Friday, February 5, 2021

Book Review: Let Me Tell You What I Mean, by Joan Didion (2021)

 

The front cover of Let Me Tell You What I Mean, by Joan Didion, 2021. (Photo by Mark C. Taylor)

Back cover of Let Me Tell You What I Mean, by Joan Didion, 2021. (Photo by Mark C. Taylor)

Let Me Tell You What I Mean
is a collection of Joan Didion essays that have never appeared in book form before. It’s not recent work: 6 of the 12 essays date from 1968, and the most recent essay is from 2000. As much as I like Joan Didion’s writing, I have to say, there doesn’t seem to be a compelling reason for Let Me Tell You What I Mean to exist as a standalone book. It’s a collection of leftovers, essays that easily could have been included in previous Didion collections like We Tell Ourselves Stories in Order to Live: Collected Nonfiction, or the Library of America collections of Didion’s work. But publishing Let Me Tell What I Mean as a standalone book certainly gives these essays higher visibility than they would enjoy as part of a larger collection.

The design of Let Me Tell You What I Mean gives the game away, that this is a slim volume stretched as far as possible to make it an actual book. First, there’s the size of the book itself: just about 5x7 inches, when a more typical size for a hardcover would be 6x8.5 inches. Because of the book’s small size, there are fewer words per page than usual. The length of the book is expanded by including a whopper of an Introduction by Hilton Als—35 pages long! You might want to read the introduction after reading the essays, since Als excerpts most of the great lines.

There are strong moments in the 6 essays from 1968, which were published in The Saturday Evening Post as a column titled “Points West” that Didion shared with her husband, John Gregory Dunne. In the first essay, “Alicia and the Underground Press,” Didion highlights an issue that is very much with us today: “the inability of all of us to speak to one another in any direct way.” (p.3)

“Pretty Nancy” is a withering takedown of Nancy Reagan, then First Lady of California. It’s a great example of the New Journalism technique of close observation. Didion doesn’t intrude into the story, but she makes it clear that she thinks Nancy is an empty vessel.

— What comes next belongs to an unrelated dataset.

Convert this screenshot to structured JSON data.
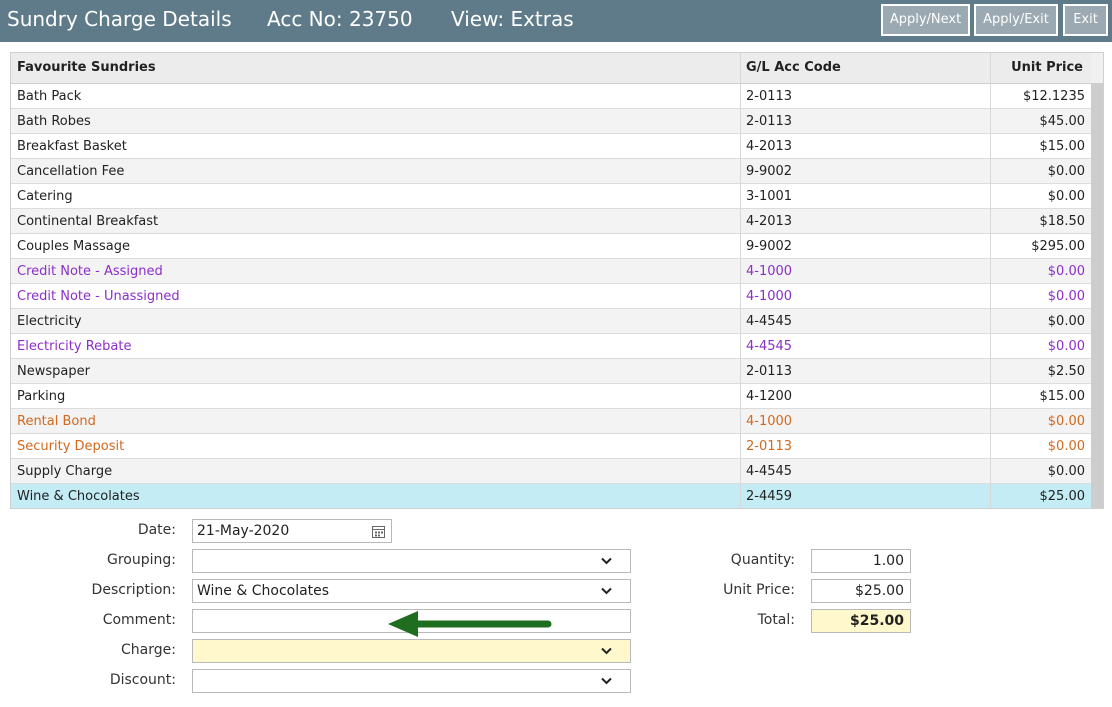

“Fathers, Sons, Screaming Eagles,” is a look at the annual reunion of the 101st Airborne, and presents the reader with a glimpse of men who fought in World War II, and whose sons were then fighting in Vietnam. It’s a poignant examination of loss, and probably my favorite of the 1968 essays.

For me, the highlights of the book are the 3 essays that deal with writing: “Why I Write,” “Telling Stories,” and “Last Words.” Didion writes very well about the mysteries of writing fiction. I’d be fascinated to read her thoughts about writing non-fiction, but she doesn’t discuss that here.

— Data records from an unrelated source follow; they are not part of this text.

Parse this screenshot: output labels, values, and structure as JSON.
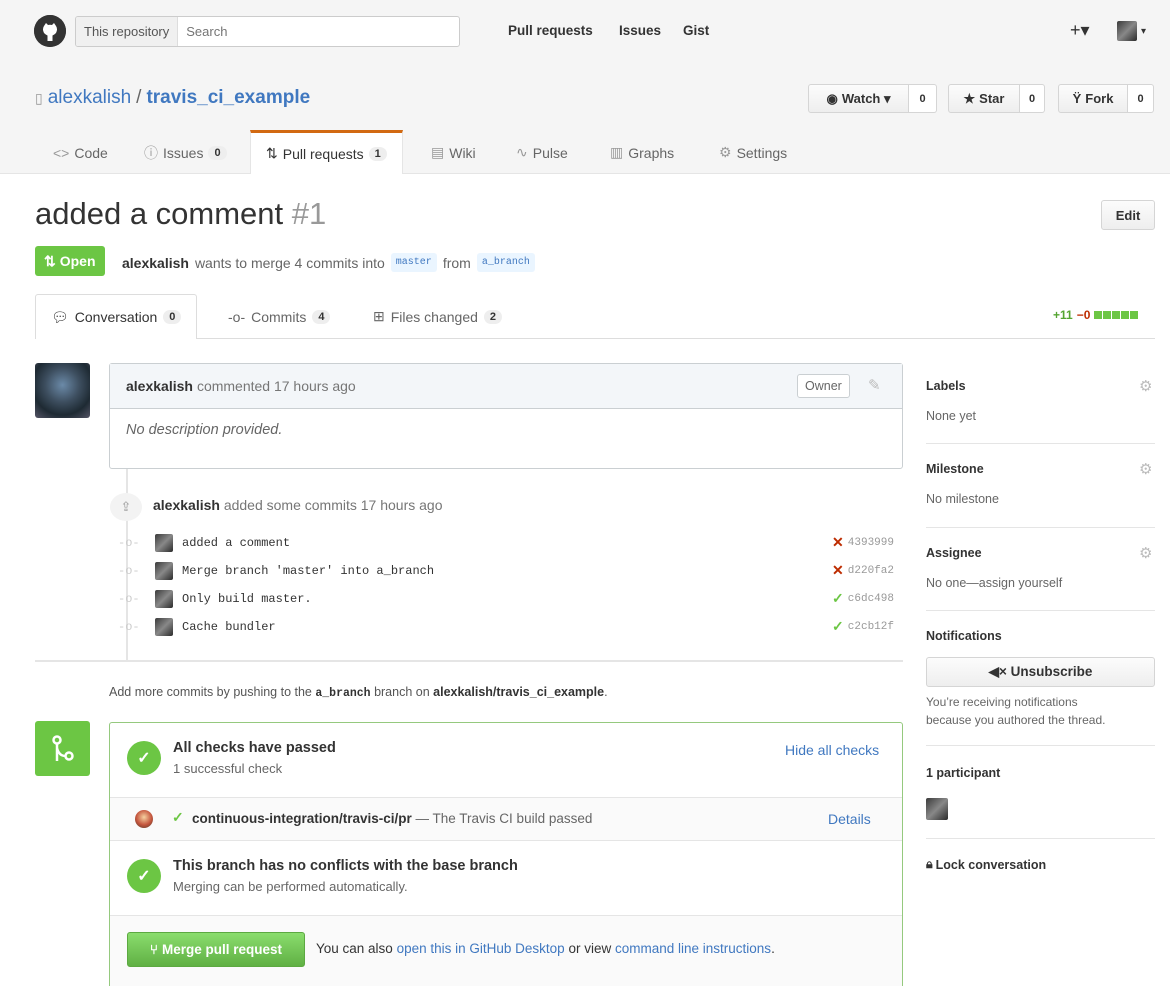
{
  "header": {
    "search_scope": "This repository",
    "search_placeholder": "Search",
    "nav": [
      "Pull requests",
      "Issues",
      "Gist"
    ],
    "plus": "+▾"
  },
  "repo": {
    "owner": "alexkalish",
    "separator": "/",
    "name": "travis_ci_example",
    "watch_label": "Watch ▾",
    "watch_count": "0",
    "star_label": "Star",
    "star_count": "0",
    "fork_label": "Fork",
    "fork_count": "0"
  },
  "reponav": [
    {
      "label": "Code",
      "icon": "<>",
      "count": ""
    },
    {
      "label": "Issues",
      "icon": "ⓘ",
      "count": "0"
    },
    {
      "label": "Pull requests",
      "icon": "⇅",
      "count": "1"
    },
    {
      "label": "Wiki",
      "icon": "▤",
      "count": ""
    },
    {
      "label": "Pulse",
      "icon": "∿",
      "count": ""
    },
    {
      "label": "Graphs",
      "icon": "▥",
      "count": ""
    },
    {
      "label": "Settings",
      "icon": "⚙",
      "count": ""
    }
  ],
  "pr": {
    "title": "added a comment",
    "number": "#1",
    "edit_label": "Edit",
    "state": "Open",
    "author": "alexkalish",
    "merge_text_1": "wants to merge 4 commits into",
    "base": "master",
    "from_word": "from",
    "head": "a_branch"
  },
  "tabs": [
    {
      "label": "Conversation",
      "count": "0"
    },
    {
      "label": "Commits",
      "count": "4"
    },
    {
      "label": "Files changed",
      "count": "2"
    }
  ],
  "diffstat": {
    "added": "+11",
    "removed": "−0"
  },
  "comment": {
    "author": "alexkalish",
    "meta": "commented 17 hours ago",
    "owner_label": "Owner",
    "body": "No description provided."
  },
  "commits_event": {
    "author": "alexkalish",
    "meta": "added some commits 17 hours ago",
    "commits": [
      {
        "message": "added a comment",
        "sha": "4393999",
        "status": "fail"
      },
      {
        "message": "Merge branch 'master' into a_branch",
        "sha": "d220fa2",
        "status": "fail"
      },
      {
        "message": "Only build master.",
        "sha": "c6dc498",
        "status": "pass"
      },
      {
        "message": "Cache bundler",
        "sha": "c2cb12f",
        "status": "pass"
      }
    ]
  },
  "push_hint": {
    "pre": "Add more commits by pushing to the",
    "branch": "a_branch",
    "mid": "branch on",
    "repo": "alexkalish/travis_ci_example",
    "post": "."
  },
  "merge_box": {
    "checks_title": "All checks have passed",
    "checks_sub": "1 successful check",
    "hide_checks": "Hide all checks",
    "check_name": "continuous-integration/travis-ci/pr",
    "check_desc": "— The Travis CI build passed",
    "details": "Details",
    "conflict_title": "This branch has no conflicts with the base branch",
    "conflict_sub": "Merging can be performed automatically.",
    "merge_button": "Merge pull request",
    "alt_pre": "You can also",
    "alt_link1": "open this in GitHub Desktop",
    "alt_mid": "or view",
    "alt_link2": "command line instructions",
    "alt_post": "."
  },
  "sidebar": {
    "labels_h": "Labels",
    "labels_v": "None yet",
    "milestone_h": "Milestone",
    "milestone_v": "No milestone",
    "assignee_h": "Assignee",
    "assignee_v": "No one—assign yourself",
    "notifications_h": "Notifications",
    "unsubscribe": "◀× Unsubscribe",
    "notif_reason_1": "You’re receiving notifications",
    "notif_reason_2": "because you authored the thread.",
    "participants": "1 participant",
    "lock": "Lock conversation"
  },
  "colors": {
    "accent": "#4078c0",
    "success": "#6cc644",
    "fail": "#bd2c00",
    "tab_active": "#d26911"
  }
}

“Last Words” is a 1998 essay about Ernest Hemingway, and it’s clear that Didion is a studied devotee of his “less is more” style. “The very grammar of a Hemingway sentence dictated, or was dictated by, a certain way of looking at the world, a way of looking but not joining, a way of moving through but not attaching, a kind of romantic individualism distinctly adapted to its time and source. If we bought into those sentences, we would see the troops marching along the road, but we would not necessarily march with them. We would report, but not join.” (p.103) This seems to be a maxim of Didion’s as well, as it exemplifies the kind of cool detachment that she brings to so many of her essays.

Let Me Tell You What I Mean is a good example of Didion’s style, but I wouldn’t recommend it as an introduction to her work—read Slouching Towards Bethlehem or The White Album first.